Краткий очерк современного состояния лингвистической философии  уместно закончить следующим  весьма симптоматичным высказыванием Ф. Вайсмана, участника аналитического движения на разных его этапах: “...невозможно... доказать, что данное выражение является естественным, метафора - соответствующей, вопрос - имеющим смысл (или таким, на который нельзя ответить), сочетание слов - осмысленным (или лишенным смысла)... Утверждение о том, что метафизика - нонсенс, само является нонсенсом” . Любопытно, что это утверждает бывший ассистент одного из основателей логического позитивизма - М. Шлика, активный член “Венского кружка” - объединения, послужившего идейным и организационным ядром этого философского направления.

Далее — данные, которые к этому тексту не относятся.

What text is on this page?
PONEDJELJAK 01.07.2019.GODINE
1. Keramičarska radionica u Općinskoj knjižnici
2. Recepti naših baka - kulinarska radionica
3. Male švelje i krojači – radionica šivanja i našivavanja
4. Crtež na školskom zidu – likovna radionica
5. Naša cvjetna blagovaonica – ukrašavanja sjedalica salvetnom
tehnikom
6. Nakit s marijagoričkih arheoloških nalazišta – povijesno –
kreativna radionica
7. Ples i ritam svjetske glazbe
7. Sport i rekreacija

Логический позитивизм пытался обеспечить полное и четкое разделение научных и “метафизических” утверждений. Неудача этой затеи  могла вести к выводу о необходимости  более последовательного проведения линии “антиметафизического” философского анализа, не исходящего из каких-либо философских предпосылок (“беспрограммного”) и в то же время обращенного преимущественно на факты обыденного языка. Ведь именно естественный, обычный язык казался тем средством, которое способно излечить от “метафизических” псевдопроблем скорее и надежнее, чем основательно обремененная “метафизикой” наука. По этому пути и пошла философия лингвистического анализа. К чему привел этот путь, мы пытались показать выше.

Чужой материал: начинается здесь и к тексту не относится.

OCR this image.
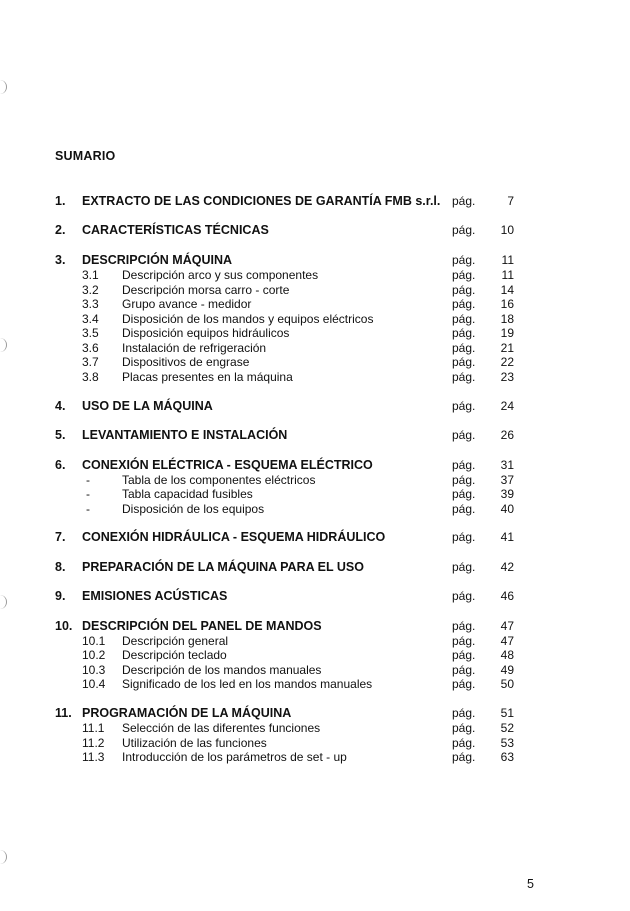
SUMARIO
1. EXTRACTO DE LAS CONDICIONES DE GARANTÍA FMB s.r.l. pág.	7
2. CARACTERÍSTICAS TÉCNICAS	pág. 10
3. DESCRIPCIÓN MÁQUINA	pág. 11
3.1 Descripción arco y sus componentes	pág. 11
3.2 Descripción morsa carro - corte	pág. 14
3.3 Grupo avance - medidor	pág. 16
3.4 Disposición de los mandos y equipos eléctricos	pág. 18
3.5 Disposición equipos hidráulicos	pág. 19
3.6 Instalación de refrigeración	pág. 21
3.7 Dispositivos de engrase	pág. 22
3.8 Placas presentes en la máquina	pág. 23
4. USO DE LA MÁQUINA	pág. 24
5. LEVANTAMIENTO E INSTALACIÓN	pág. 26
6. CONEXIÓN ELÉCTRICA - ESQUEMA ELÉCTRICO	pág. 31
-	Tabla de los componentes eléctricos	pág. 37
-	Tabla capacidad fusibles	pág. 39
-	Disposición de los equipos	pág. 40
7. CONEXIÓN HIDRÁULICA - ESQUEMA HIDRÁULICO	pág. 41
8. PREPARACIÓN DE LA MÁQUINA PARA EL USO	pág. 42
9. EMISIONES ACÚSTICAS	pág. 46
10. DESCRIPCIÓN DEL PANEL DE MANDOS	pág. 47
10.1 Descripción general	pág. 47
10.2 Descripción teclado	pág. 48
10.3 Descripción de los mandos manuales	pág. 49
10.4 Significado de los led en los mandos manuales	pág. 50
11. PROGRAMACIÓN DE LA MÁQUINA	pág. 51
11.1 Selección de las diferentes funciones	pág. 52
11.2 Utilización de las funciones	pág. 53
11.3 Introducción de los parámetros de set - up	pág. 63
5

Но признание провала  логико-позитивистской программы могло  сопровождаться и иным выводом. Не бессмысленна ли сама идея принципиального противопоставления философских и специально научных  проблем? Может быть, не следует пытаться избавить науку вообще от всякой философской “метафизики”, а лишь попробовать освободиться от дурной “метафизики” (в частности, позитивистской) в пользу такой, которая соответствует практике и логике функционирования современного научного знания?

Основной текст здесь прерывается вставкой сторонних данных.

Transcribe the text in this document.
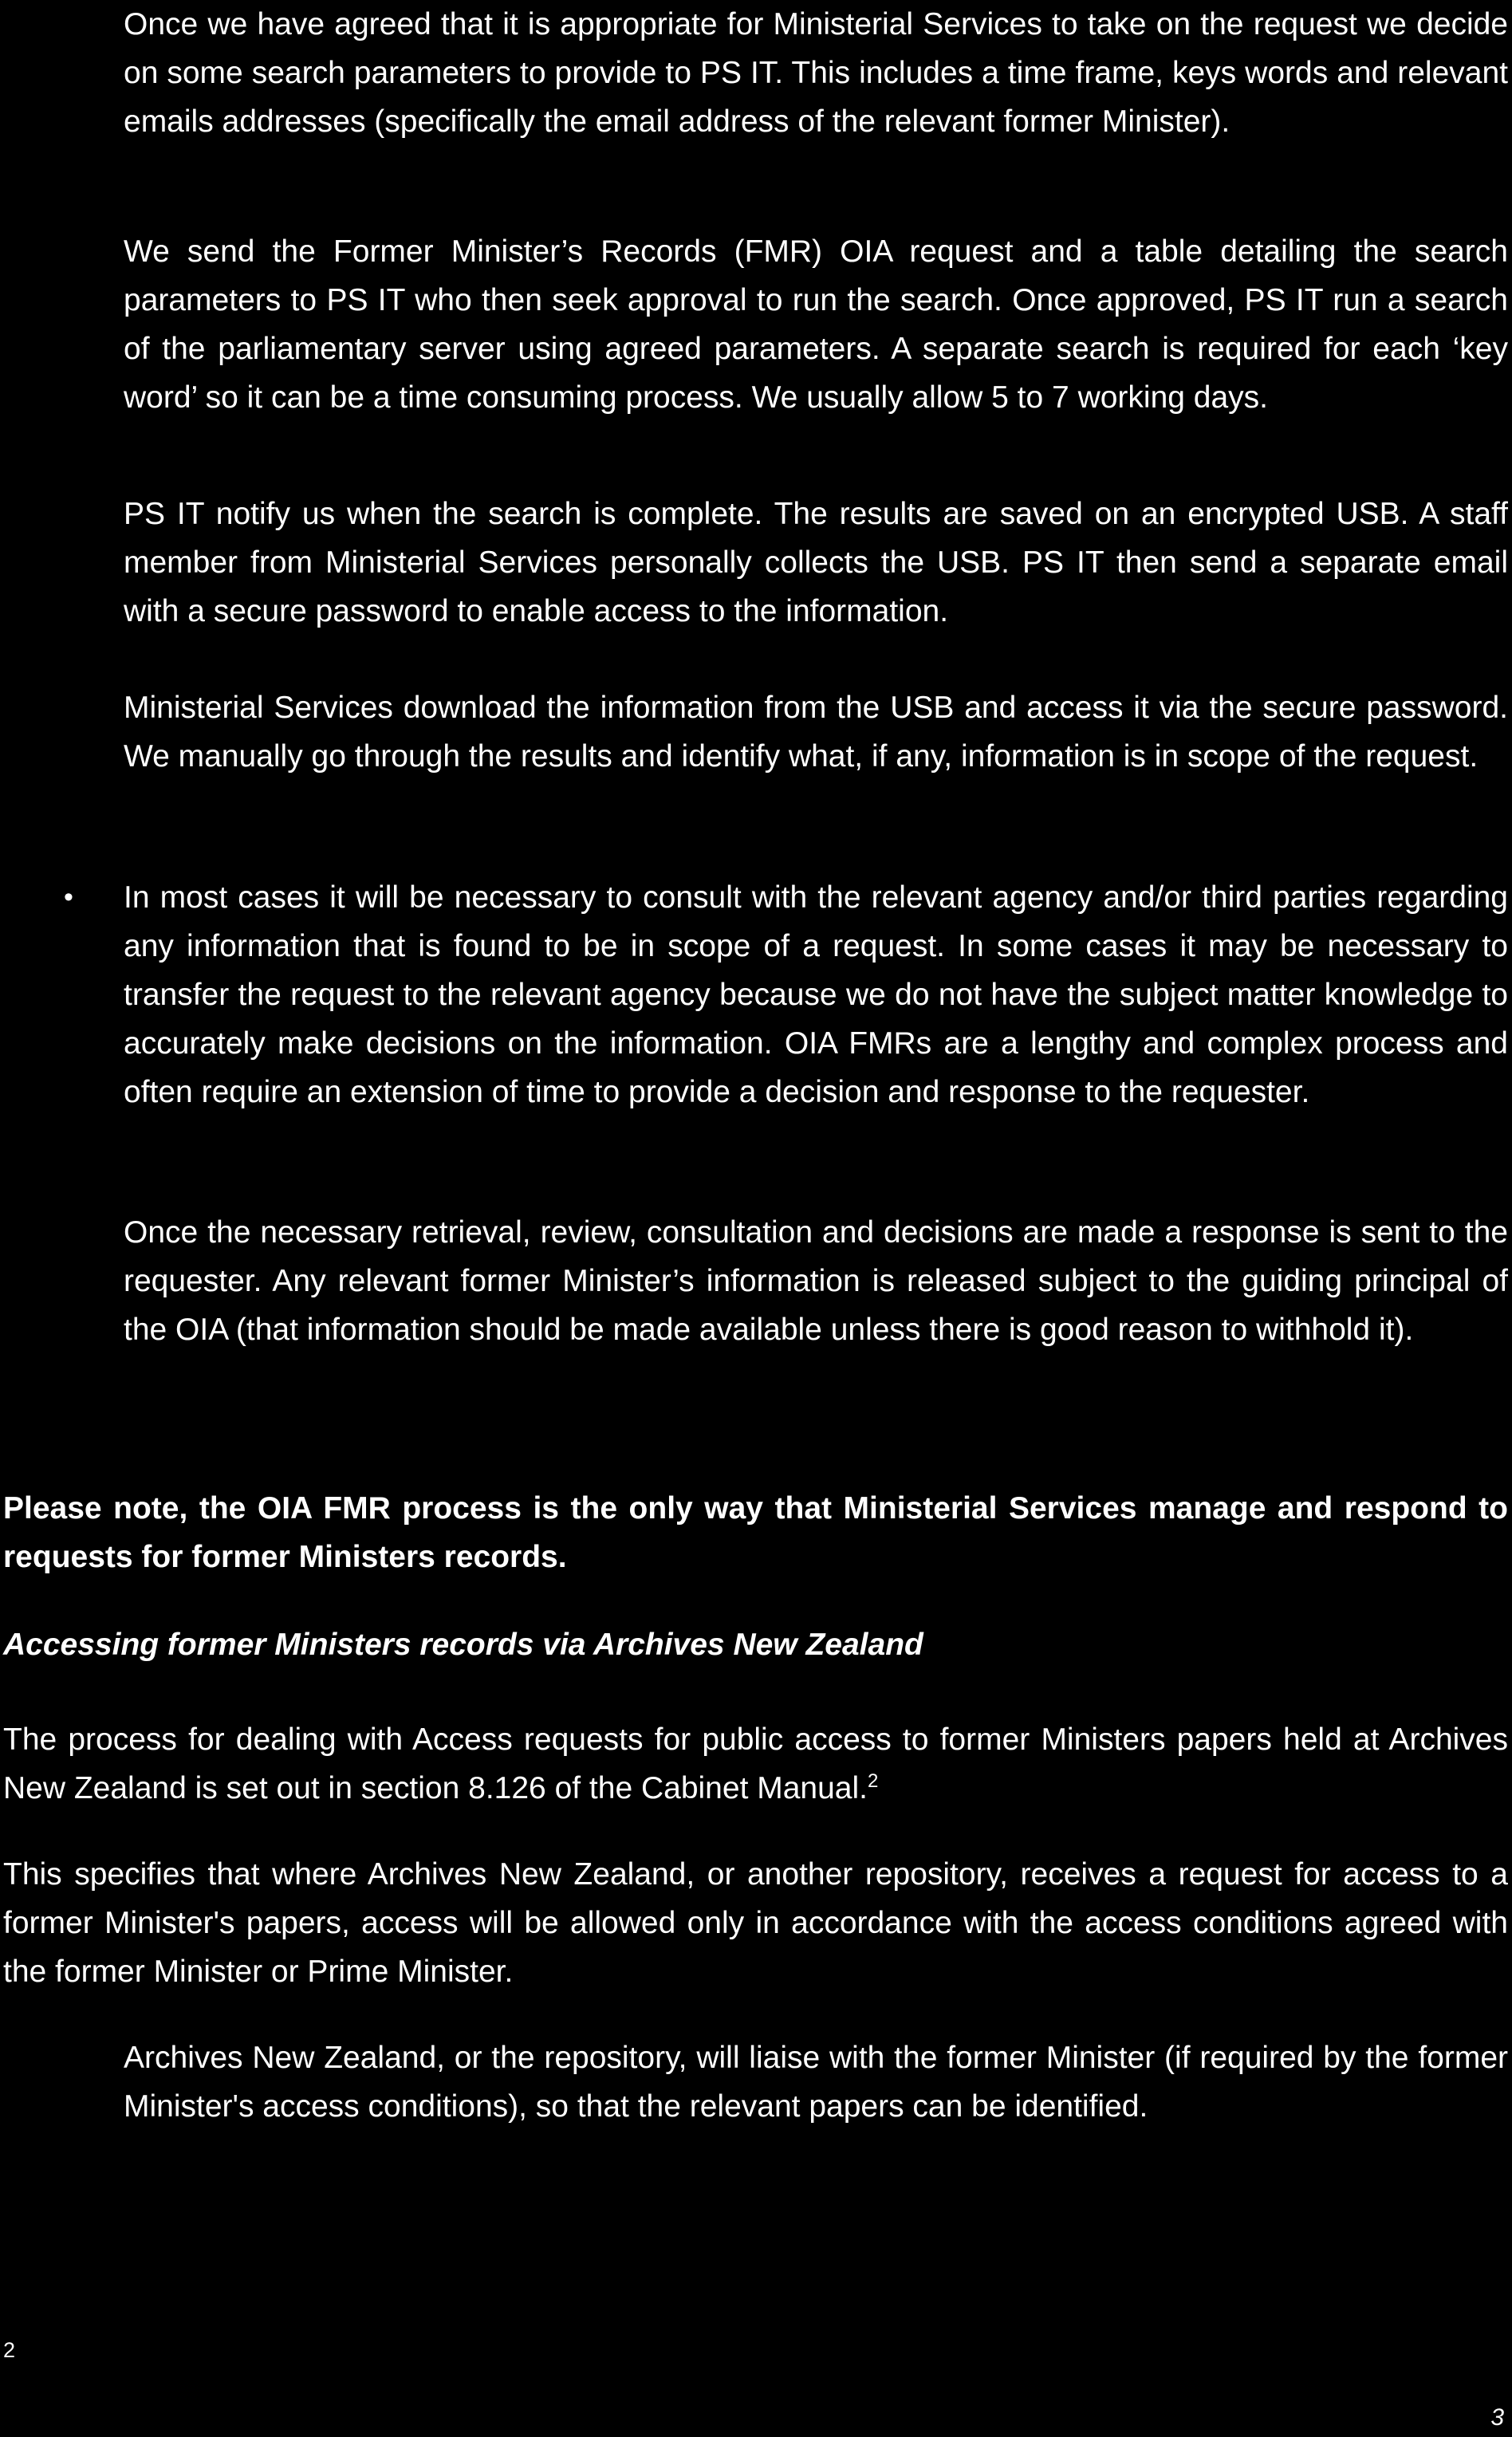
Once we have agreed that it is appropriate for Ministerial Services to take on the request we decide on some search parameters to provide to PS IT. This includes a time frame, keys words and relevant emails addresses (specifically the email address of the relevant former Minister).

We send the Former Minister’s Records (FMR) OIA request and a table detailing the search parameters to PS IT who then seek approval to run the search. Once approved, PS IT run a search of the parliamentary server using agreed parameters. A separate search is required for each ‘key word’ so it can be a time consuming process. We usually allow 5 to 7 working days.

PS IT notify us when the search is complete. The results are saved on an encrypted USB. A staff member from Ministerial Services personally collects the USB. PS IT then send a separate email with a secure password to enable access to the information.

Ministerial Services download the information from the USB and access it via the secure password. We manually go through the results and identify what, if any, information is in scope of the request.

• In most cases it will be necessary to consult with the relevant agency and/or third parties regarding any information that is found to be in scope of a request. In some cases it may be necessary to transfer the request to the relevant agency because we do not have the subject matter knowledge to accurately make decisions on the information. OIA FMRs are a lengthy and complex process and often require an extension of time to provide a decision and response to the requester.

Once the necessary retrieval, review, consultation and decisions are made a response is sent to the requester. Any relevant former Minister’s information is released subject to the guiding principal of the OIA (that information should be made available unless there is good reason to withhold it).

Please note, the OIA FMR process is the only way that Ministerial Services manage and respond to requests for former Ministers records.

Accessing former Ministers records via Archives New Zealand

The process for dealing with Access requests for public access to former Ministers papers held at Archives New Zealand is set out in section 8.126 of the Cabinet Manual.$^2$

This specifies that where Archives New Zealand, or another repository, receives a request for access to a former Minister's papers, access will be allowed only in accordance with the access conditions agreed with the former Minister or Prime Minister.

Archives New Zealand, or the repository, will liaise with the former Minister (if required by the former Minister's access conditions), so that the relevant papers can be identified.

2
3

Положительный ответ  на этот вопрос в той или иной степени (в зависимости от того, насколько радикальные выводы делаются из него) выводит за рамки позитивизма в строгом смысле слова. Он ориентирует на исследование философско-методологической проблематики науки (в отличие от ориентации философии лингвистического анализа).

Отход от доктрины логического  позитивизма в понимании отношения  философии и науки и в методологическом исследовании научного знания практически  осуществлялся у ее сторонников  с разной степенью последовательности. У таких философов, как, например, Г. Фейгл, признание осмысленности психофизической проблемы (считавшейся ортодоксальным логическим позитивизмом псевдопроблемой) и принятие гносеологической концепции “семантического реализма” сочетается с сохранением многих тезисов логического эмпиризма. Для представителей так называемого “логического прагматизма” (У. Куйн, А. Пап и др.) характерен отказ от большинства тезисов логического позитивизма, но вместе с тем сохранение ориентации на анализ, понимаемый как построение искусственных языковых систем с помощью аппарата математической логики в качестве орудия философской деятельности. К. Поппер, сыгравший в свое время значительную роль в становлении ряда идей логического позитивизма, не только отошел от позитивизма (выражением чего служит, в частности, принятие им своеобразной платонистической “реалистической” концепции), но в известной мере вышел за рамки аналитической философии (т. е. философии, ориентированной на анализ языка), подчеркивая, что философские проблемы не сводятся к анализу языка. Наконец, идеи, развиваемые в последние годы Т. Куном (к которым тяготеют П. Фейерабенд и некоторые другие философы), носят антипозитивистский характер, ибо из тезиса о “революциях в науке” и существовании разных типов научного знания делается вывод об отсутствии какой-либо внеисторической демаркации научных и “метафизических” проблем. Сама “парадигма”, определяющая характер того или иного исторического типа научного знания, рассматривается не просто как структура искусственного или естественного языка, а как нечто связанное с функционированием культурных институтов данного общества. При всех слабостях и недостатках взгляды Т. Куна и примыкающих к нему методологов имеют явную антипозитивистскую ориентацию.